Adding wires as four sets of eight.

Adding the wires to all of the ICs was also done in sequence, working in quadrants so that eight wires were soldered to the IC legs and then to the socket. This method worked well because it allowed the wires to be rounded over the top of the IC towards the socket pins, creating a neat and organized pattern that is easy to repair if required. So far all of my ICs have worked on first test, and are still working, so this method has passed the test.

Wires bent to socket

Connecting wires to the socket pins, eight at a time.

Working from the furthest socket pin towards the SRAM works well, as it keeps the wires neatly on top of each other and allows room for the soldering iron to reach the next pin at the angle I like to hold it. Perhaps if I was left handed, I would rather work from the capacitor side and work outwards, but I doubt I will try that, as this is already challenging enough.

One quarter done

One quadrant of wires completed.

The first quadrant of wires looked decent after the first attempt at soldering the wires. The wires are pressed down flat against the top of the SRAM body to compact them a bit, keeping them safe from rouge wires that may be pulled around the breadboard. I wouldn’t want to catch one of these small wires and rip it from the socket or SRAM pin by accident.

One half done

Quadrant number two completed.

This was starting to get easier, and I finished the second quadrant in about half the time as the first one. Knowing how to hold the wires, and what angle to place the chop for soldering is the key to efficiency. To work like a robot, you must think like a robot!

Adding more wires

Starting on the other side of the SRAM.

Progressing along, I found an even more efficient position for the socket that allowed me to work at an even quicker pace, soldering the wires one every few seconds. Notice that the ends of the wires are all tinned ahead of time as well as the IC pins and socket holes. I did all of that work in advance as well, all as one continuous operation.

Socketed SOJ complete

One completed breadboard ready 512K SRAM.

Once completed, the breadboard compatible 512K SRAM looked great. And by great, I mean… hey look what I made the hard way! I always take pride in doing things with minimal tools, which allows me to make something when I want it right away. If I was to make actual circuit boards for the ICs, the cost would be much higher than the DIP sockets, and I would be days away from getting it done.

25 SRAMs done

25 completed breadboard ready 512K SRAMs.
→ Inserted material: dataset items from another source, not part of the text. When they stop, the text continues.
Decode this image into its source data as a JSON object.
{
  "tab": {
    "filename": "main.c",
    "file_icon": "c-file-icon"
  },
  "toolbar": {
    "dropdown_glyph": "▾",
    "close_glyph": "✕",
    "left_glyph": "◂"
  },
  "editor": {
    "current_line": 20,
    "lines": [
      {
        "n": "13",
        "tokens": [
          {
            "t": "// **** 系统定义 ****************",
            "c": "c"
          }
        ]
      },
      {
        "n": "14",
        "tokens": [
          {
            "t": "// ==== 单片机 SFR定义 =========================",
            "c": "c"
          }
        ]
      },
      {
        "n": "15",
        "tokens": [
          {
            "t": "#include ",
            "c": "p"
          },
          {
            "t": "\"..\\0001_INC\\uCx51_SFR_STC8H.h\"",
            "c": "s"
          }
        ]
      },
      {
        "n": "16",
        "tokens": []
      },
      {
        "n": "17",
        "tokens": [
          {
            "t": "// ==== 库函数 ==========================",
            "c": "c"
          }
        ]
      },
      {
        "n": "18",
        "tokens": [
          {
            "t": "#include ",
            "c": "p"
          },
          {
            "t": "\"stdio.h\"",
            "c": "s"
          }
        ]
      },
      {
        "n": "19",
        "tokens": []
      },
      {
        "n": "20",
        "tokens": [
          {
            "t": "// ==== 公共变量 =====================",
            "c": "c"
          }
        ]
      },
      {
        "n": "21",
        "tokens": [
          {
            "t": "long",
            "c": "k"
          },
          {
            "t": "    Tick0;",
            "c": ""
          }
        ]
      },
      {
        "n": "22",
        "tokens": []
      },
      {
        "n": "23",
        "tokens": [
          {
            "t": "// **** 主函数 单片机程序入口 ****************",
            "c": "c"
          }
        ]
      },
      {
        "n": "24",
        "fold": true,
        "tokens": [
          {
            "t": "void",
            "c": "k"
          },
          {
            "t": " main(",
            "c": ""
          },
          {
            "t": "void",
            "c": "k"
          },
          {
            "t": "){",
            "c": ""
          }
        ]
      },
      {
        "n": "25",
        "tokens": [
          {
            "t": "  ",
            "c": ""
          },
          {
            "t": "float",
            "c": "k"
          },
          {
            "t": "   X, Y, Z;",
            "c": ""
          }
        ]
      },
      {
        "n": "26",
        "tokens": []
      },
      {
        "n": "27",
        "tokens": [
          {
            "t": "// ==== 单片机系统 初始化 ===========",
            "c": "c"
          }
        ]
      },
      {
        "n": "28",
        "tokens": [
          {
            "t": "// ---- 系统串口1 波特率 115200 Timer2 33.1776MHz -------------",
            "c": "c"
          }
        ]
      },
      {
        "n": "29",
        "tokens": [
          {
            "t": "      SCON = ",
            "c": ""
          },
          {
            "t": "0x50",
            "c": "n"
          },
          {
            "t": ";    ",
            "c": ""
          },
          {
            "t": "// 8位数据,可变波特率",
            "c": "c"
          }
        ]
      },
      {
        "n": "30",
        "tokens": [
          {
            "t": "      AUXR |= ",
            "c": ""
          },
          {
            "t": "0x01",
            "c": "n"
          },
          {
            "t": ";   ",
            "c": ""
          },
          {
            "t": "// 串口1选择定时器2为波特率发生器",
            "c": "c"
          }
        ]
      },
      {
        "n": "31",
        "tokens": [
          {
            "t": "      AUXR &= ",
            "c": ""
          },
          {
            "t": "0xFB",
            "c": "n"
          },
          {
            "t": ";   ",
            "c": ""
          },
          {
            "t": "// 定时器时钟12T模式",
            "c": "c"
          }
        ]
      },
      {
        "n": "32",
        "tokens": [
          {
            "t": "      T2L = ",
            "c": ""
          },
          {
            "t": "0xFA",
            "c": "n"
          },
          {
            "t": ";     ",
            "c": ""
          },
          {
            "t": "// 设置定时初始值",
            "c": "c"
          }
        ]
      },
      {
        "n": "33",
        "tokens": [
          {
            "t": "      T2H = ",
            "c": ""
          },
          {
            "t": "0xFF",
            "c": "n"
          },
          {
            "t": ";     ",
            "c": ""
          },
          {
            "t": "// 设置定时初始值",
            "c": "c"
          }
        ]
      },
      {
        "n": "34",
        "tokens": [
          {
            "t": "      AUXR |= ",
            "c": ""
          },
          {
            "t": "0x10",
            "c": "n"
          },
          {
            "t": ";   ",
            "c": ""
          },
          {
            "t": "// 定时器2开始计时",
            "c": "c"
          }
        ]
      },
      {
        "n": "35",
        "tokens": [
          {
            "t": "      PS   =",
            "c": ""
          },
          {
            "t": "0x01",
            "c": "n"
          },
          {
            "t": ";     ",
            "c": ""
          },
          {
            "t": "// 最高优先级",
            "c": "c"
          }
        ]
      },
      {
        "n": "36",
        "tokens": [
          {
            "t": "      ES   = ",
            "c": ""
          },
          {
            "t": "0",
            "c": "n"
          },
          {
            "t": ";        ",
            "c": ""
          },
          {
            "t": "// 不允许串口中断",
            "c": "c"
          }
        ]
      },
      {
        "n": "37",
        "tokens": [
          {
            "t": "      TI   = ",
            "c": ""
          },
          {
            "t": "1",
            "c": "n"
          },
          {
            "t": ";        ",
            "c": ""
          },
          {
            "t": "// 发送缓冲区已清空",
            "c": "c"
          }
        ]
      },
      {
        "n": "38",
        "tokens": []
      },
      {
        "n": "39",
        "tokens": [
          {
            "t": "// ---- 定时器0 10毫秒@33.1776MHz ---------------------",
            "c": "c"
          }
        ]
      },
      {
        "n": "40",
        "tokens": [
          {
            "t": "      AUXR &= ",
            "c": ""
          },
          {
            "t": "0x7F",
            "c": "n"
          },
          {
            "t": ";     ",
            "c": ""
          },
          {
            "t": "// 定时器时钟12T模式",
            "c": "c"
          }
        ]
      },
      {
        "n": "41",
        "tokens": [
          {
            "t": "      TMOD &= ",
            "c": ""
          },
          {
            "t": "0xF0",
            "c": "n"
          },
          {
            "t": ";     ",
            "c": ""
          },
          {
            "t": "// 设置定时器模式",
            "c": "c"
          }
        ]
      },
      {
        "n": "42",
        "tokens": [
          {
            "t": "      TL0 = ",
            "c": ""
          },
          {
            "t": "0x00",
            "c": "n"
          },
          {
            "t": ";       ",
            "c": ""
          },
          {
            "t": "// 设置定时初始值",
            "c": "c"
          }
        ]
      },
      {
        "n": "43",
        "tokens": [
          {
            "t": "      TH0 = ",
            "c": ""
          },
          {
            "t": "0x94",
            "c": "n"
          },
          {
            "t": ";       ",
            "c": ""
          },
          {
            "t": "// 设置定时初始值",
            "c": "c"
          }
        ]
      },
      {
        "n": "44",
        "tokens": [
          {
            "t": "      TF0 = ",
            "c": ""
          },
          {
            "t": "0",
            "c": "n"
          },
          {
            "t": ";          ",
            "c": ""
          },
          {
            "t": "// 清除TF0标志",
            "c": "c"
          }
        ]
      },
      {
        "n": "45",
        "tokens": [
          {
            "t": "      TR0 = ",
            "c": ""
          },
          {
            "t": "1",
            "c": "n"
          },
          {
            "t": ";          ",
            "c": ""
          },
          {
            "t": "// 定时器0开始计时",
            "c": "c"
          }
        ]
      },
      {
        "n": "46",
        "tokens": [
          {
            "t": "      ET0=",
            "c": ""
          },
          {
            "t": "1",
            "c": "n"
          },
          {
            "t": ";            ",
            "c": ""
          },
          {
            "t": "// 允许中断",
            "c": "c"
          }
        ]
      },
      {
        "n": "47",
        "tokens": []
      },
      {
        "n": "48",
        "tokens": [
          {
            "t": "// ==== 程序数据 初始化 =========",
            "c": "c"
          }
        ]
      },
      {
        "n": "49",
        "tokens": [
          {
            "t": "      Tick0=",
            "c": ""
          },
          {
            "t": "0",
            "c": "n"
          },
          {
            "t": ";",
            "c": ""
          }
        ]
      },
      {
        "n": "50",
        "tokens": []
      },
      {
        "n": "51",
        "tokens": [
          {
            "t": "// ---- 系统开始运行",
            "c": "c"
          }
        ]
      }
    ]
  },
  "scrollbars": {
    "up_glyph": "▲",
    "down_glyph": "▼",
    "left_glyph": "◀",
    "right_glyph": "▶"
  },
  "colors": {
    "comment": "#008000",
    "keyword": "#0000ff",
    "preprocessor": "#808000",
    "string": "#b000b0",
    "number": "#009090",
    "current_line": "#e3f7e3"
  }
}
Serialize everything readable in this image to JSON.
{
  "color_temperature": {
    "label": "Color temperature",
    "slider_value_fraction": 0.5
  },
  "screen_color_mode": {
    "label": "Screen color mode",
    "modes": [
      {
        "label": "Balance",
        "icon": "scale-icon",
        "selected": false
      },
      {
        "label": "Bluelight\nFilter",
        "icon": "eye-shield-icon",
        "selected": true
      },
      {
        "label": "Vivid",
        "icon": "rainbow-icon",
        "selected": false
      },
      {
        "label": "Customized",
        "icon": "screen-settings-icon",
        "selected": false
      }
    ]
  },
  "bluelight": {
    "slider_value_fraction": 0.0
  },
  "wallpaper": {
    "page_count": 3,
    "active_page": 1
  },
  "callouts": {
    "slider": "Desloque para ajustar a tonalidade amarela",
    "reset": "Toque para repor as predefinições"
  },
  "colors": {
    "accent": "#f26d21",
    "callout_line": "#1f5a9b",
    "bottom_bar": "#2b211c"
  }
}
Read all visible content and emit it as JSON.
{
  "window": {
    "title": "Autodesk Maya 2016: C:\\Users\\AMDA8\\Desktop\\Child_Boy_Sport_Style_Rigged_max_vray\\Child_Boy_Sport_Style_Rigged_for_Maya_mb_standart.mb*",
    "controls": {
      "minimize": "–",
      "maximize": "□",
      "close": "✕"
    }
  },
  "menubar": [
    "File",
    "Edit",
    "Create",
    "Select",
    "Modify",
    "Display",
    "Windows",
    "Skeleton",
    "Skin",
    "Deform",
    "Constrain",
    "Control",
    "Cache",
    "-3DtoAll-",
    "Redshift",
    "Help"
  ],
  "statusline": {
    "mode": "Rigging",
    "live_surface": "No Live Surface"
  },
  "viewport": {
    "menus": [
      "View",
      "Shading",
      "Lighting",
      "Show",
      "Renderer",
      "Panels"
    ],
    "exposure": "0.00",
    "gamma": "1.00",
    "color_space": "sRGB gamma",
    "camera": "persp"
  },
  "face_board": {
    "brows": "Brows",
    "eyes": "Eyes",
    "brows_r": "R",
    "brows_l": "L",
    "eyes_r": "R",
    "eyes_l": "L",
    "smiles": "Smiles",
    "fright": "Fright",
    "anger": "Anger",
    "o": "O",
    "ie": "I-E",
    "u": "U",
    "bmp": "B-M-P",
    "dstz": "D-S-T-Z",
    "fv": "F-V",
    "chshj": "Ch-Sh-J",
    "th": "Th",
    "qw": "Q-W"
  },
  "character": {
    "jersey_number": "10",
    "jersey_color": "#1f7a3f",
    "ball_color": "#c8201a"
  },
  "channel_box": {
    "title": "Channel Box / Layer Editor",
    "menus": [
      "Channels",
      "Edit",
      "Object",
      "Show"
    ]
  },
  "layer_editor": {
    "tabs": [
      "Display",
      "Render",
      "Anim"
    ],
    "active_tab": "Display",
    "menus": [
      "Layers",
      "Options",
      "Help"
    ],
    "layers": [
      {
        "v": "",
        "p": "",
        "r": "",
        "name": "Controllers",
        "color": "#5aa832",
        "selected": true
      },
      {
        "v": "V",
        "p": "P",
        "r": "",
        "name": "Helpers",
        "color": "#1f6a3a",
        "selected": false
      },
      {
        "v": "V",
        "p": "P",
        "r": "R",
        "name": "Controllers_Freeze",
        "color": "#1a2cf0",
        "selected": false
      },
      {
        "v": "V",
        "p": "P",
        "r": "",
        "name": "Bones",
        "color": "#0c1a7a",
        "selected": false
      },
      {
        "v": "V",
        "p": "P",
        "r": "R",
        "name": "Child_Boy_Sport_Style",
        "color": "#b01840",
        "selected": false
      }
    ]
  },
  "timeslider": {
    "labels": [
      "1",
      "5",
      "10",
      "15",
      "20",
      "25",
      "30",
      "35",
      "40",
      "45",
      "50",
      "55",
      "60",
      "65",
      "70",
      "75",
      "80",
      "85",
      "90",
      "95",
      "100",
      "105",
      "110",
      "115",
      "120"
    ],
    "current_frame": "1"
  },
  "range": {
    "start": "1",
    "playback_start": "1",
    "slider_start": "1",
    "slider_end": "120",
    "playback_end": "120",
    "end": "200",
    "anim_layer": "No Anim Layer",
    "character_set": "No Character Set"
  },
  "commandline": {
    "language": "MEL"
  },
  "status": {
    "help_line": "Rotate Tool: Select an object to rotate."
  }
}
I managed to do all 25 socketed SRAMs in one day, and still had time to sit down and dig into a good book on 6502 programing tricks. That there is 2 ^ 19 * 25 = 13,107,200 bytes of fast SRAM, which if you go by 1980 standards, would have cost about $12,800 dollars! Like I said before, what I am doing here “could” have been done in 1980, but it would have required a monumental budget. As a comparison, I paid just over $100 for all of that SRAM as well as the sockets (128 times less)!